The program is based on the Supreme Court Working Group on Business Litigation’s report and recommendations published on April 10, 2014. The Working Group, established in 2013, was designed to meet the needs of New Jersey’s business community and develop a body of law in business litigation. The Working Group concluded that the program would address the business community’s goals of certainty, finality, timeliness and cost effectiveness in litigation. The program expands a pilot program operating in the Bergen and Essex vicinages where a single judge with experience in complex civil litigation oversees all business litigation cases from their inception. The Essex-Bergen pilot program concluded upon the implementation of the statewide Complex Business Litigation Program.
According to the Supreme Court Working Group Report, the amount of the threshold damages was the only issue upon which the committee was seriously divided. Some members of the committee believed there should be a higher amount in controversy requirement, while other members suggested a lower threshold amount. The committee was able to compromise because parties have the opportunity to petition to be included in or removed from the program.
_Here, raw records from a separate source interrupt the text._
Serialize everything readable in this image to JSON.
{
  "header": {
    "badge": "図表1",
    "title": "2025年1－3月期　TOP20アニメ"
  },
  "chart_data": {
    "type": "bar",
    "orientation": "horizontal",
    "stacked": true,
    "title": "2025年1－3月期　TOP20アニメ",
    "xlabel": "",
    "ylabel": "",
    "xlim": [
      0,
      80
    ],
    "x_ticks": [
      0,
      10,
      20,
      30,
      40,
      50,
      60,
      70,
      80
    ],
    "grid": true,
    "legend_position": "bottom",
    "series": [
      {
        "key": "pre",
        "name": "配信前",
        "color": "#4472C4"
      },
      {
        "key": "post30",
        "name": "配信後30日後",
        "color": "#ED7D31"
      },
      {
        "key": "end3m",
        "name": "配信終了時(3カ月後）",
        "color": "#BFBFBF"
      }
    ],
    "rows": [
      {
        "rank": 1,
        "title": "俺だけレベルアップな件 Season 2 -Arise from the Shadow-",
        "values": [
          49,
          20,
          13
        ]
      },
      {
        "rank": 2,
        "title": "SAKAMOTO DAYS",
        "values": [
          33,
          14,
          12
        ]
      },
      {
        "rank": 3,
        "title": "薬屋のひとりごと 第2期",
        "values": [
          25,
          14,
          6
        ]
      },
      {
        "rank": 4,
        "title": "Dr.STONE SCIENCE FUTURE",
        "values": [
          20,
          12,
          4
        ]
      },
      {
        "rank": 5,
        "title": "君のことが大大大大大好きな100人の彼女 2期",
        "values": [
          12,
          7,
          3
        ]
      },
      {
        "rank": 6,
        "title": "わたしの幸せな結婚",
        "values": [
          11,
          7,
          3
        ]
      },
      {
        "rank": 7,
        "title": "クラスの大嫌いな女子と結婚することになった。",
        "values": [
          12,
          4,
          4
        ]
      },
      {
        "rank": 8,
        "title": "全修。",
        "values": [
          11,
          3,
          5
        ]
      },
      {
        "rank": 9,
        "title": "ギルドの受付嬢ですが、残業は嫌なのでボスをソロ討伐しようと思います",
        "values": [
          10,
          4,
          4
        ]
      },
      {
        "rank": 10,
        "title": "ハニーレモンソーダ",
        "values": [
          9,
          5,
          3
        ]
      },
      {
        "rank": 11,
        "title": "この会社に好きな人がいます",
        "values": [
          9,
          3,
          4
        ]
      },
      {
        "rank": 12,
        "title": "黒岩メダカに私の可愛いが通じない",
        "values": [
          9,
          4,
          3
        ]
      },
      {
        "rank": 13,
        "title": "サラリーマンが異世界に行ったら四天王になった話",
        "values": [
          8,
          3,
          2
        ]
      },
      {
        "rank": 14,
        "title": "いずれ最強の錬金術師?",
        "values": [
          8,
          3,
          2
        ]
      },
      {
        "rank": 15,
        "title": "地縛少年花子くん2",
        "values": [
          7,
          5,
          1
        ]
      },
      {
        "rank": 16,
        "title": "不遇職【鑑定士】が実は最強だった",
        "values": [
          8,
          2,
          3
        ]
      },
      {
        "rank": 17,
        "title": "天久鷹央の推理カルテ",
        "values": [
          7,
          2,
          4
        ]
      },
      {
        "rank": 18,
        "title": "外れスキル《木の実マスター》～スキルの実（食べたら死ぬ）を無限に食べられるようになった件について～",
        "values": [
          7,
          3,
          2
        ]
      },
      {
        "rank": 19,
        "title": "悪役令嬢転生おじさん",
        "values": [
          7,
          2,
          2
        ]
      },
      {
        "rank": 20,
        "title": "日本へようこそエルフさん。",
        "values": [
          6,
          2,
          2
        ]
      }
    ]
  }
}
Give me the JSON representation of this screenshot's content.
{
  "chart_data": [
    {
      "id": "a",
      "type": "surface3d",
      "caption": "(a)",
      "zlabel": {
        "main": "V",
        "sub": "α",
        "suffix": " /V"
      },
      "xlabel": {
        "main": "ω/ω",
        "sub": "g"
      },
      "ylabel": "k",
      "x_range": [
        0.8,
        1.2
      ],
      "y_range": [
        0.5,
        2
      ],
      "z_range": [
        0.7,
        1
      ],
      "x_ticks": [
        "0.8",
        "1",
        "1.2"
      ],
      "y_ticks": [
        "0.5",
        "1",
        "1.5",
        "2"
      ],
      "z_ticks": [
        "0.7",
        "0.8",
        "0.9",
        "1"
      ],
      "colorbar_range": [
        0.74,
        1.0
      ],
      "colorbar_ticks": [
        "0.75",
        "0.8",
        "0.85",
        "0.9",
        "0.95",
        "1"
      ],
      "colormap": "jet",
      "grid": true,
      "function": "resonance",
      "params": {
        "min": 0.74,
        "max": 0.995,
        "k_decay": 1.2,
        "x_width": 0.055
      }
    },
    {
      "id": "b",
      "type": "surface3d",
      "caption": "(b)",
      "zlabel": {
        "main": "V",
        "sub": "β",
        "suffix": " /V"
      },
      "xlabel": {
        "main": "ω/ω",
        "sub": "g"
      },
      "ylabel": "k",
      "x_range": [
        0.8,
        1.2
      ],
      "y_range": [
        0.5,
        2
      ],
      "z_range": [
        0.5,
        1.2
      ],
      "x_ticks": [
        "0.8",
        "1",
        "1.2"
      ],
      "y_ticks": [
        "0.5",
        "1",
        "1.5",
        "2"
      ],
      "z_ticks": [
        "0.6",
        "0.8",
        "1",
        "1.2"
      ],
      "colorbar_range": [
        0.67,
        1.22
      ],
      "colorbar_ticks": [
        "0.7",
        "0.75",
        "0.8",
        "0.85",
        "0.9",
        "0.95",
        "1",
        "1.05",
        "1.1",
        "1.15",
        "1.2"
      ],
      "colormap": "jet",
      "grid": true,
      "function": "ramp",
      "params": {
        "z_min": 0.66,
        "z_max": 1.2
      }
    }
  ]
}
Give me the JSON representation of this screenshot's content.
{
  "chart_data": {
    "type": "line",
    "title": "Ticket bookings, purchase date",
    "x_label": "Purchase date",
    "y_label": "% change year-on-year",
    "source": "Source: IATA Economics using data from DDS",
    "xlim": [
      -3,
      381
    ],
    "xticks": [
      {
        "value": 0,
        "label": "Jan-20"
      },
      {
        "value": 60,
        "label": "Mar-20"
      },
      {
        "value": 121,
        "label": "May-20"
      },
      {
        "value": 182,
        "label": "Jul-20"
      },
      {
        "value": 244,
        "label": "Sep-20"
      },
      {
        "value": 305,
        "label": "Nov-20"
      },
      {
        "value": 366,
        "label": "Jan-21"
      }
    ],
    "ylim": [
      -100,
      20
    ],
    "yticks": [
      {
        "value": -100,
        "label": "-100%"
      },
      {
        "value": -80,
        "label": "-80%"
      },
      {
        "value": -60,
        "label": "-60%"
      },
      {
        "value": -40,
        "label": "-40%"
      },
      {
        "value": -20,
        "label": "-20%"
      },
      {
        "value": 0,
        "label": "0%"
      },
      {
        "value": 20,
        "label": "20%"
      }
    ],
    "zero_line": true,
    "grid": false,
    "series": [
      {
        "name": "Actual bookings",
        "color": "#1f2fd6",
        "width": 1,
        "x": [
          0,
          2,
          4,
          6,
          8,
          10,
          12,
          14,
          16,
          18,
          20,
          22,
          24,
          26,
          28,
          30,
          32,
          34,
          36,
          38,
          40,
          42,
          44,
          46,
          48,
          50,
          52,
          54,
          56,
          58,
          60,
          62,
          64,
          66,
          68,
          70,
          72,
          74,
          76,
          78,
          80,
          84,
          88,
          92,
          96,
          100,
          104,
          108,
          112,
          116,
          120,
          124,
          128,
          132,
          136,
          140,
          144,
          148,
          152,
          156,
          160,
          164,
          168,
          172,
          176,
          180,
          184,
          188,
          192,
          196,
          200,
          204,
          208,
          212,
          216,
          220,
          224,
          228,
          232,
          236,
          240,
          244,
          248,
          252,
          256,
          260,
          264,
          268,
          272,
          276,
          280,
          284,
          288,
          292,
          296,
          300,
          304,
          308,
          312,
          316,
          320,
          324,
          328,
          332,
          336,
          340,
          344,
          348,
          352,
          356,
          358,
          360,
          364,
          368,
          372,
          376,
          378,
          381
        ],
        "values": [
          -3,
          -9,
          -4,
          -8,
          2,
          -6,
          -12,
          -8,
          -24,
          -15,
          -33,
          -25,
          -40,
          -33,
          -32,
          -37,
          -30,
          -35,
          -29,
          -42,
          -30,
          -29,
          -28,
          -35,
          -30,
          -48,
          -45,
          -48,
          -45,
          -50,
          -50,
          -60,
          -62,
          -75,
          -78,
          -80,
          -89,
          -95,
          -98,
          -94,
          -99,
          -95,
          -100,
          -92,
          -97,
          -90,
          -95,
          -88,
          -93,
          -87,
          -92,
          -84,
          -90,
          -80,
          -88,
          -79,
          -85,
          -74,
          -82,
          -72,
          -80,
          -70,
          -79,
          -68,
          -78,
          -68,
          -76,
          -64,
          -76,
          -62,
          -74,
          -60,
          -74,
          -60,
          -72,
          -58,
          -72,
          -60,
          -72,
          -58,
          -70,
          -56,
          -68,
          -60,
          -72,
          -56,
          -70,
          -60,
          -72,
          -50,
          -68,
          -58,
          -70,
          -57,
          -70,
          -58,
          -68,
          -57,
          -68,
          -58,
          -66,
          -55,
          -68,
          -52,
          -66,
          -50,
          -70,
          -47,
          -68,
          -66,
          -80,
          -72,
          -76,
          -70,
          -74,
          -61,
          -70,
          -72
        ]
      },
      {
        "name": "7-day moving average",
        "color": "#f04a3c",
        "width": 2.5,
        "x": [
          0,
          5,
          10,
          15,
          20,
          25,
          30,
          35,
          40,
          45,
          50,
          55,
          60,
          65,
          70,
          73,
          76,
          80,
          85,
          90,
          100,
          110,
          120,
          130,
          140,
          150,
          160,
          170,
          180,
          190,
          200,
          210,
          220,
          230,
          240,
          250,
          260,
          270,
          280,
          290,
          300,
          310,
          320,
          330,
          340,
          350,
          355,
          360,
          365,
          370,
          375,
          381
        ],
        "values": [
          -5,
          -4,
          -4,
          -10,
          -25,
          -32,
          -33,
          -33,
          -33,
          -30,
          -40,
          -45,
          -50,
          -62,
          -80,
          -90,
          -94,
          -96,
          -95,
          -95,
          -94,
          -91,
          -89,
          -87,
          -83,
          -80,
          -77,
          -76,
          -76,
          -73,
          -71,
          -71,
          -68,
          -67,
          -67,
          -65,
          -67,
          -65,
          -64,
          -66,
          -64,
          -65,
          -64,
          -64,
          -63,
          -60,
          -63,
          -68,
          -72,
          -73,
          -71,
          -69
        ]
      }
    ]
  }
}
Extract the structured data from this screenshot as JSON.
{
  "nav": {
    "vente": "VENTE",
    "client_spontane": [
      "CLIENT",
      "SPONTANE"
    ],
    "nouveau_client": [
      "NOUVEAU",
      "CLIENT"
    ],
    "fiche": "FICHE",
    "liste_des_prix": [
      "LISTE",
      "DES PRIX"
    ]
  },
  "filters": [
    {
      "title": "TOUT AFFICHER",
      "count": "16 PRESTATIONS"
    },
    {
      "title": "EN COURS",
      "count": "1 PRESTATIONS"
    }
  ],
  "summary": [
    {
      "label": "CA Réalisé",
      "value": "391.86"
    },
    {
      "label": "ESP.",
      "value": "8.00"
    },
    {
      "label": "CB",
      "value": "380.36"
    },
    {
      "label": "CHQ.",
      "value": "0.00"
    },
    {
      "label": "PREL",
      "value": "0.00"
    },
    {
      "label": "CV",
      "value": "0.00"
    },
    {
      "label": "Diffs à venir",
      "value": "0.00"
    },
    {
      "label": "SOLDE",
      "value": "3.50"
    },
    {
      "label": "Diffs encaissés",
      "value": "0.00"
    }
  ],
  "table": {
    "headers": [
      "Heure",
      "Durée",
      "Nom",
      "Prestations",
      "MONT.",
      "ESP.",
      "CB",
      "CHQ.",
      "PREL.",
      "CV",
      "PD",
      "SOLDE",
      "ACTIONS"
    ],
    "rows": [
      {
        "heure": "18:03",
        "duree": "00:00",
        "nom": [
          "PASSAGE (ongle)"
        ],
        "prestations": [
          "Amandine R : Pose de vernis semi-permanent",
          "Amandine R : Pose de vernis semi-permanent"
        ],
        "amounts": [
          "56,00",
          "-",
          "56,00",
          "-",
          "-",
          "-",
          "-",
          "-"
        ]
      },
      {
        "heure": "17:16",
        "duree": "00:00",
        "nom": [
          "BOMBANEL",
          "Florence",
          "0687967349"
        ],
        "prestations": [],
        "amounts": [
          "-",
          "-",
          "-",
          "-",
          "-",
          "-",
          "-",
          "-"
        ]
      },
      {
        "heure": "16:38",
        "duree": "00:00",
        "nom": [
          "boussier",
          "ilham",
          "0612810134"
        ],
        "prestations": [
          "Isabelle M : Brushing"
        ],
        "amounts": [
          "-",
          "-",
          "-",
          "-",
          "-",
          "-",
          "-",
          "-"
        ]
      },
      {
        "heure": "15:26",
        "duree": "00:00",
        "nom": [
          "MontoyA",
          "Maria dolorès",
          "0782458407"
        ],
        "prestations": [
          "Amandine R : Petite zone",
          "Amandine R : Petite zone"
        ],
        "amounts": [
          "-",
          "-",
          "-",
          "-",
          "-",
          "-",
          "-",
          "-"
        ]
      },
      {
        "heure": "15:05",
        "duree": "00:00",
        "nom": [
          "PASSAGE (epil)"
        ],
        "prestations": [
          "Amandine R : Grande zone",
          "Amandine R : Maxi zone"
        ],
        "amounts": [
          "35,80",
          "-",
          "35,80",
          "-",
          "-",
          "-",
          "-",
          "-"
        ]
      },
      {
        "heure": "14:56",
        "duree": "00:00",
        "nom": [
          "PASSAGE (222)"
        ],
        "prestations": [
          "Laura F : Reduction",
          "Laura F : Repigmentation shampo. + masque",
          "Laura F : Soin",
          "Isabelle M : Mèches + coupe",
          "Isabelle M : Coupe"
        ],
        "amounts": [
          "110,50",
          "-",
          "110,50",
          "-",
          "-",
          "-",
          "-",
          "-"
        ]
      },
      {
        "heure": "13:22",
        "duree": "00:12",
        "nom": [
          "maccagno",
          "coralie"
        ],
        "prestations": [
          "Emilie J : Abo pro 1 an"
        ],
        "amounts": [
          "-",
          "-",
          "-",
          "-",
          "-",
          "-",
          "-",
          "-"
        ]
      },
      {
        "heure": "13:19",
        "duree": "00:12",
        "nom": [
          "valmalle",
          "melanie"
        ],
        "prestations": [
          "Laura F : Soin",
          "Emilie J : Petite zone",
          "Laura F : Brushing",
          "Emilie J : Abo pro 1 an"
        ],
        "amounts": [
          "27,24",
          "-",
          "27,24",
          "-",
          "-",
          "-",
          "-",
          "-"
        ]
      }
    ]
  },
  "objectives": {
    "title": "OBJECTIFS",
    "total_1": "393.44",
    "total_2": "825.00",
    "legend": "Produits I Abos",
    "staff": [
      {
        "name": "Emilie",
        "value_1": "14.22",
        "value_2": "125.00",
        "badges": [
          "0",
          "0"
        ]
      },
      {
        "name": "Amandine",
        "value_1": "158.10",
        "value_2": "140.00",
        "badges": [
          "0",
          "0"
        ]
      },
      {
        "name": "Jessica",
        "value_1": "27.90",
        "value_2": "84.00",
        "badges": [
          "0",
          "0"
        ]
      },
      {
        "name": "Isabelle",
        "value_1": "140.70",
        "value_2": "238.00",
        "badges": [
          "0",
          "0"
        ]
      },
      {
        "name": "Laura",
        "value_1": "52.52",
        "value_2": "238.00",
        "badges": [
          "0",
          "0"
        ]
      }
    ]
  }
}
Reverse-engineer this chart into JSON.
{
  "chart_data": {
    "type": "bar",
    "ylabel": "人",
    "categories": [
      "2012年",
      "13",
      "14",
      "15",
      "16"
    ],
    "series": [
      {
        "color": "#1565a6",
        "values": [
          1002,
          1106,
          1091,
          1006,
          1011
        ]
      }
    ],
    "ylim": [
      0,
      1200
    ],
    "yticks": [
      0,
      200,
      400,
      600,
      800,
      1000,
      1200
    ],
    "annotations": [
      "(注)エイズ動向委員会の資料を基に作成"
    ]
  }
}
The program offers a promising future for complex business litigation cases. Perhaps the most profound change for complex business cases will come from the assignment of a Complex Business Litigation Judge who will follow each case from its inception. This will provide a promise of streamlined, expedited and individually case-managed matters. The expedited process will aid attorneys in keeping down costs of litigation. The requirement that each Judge issue two opinions per year will help to develop a body of case law in this area of law that will provide clarity to the New Jersey business litigation community. The program will help to resolve complex business cases throughout New Jersey.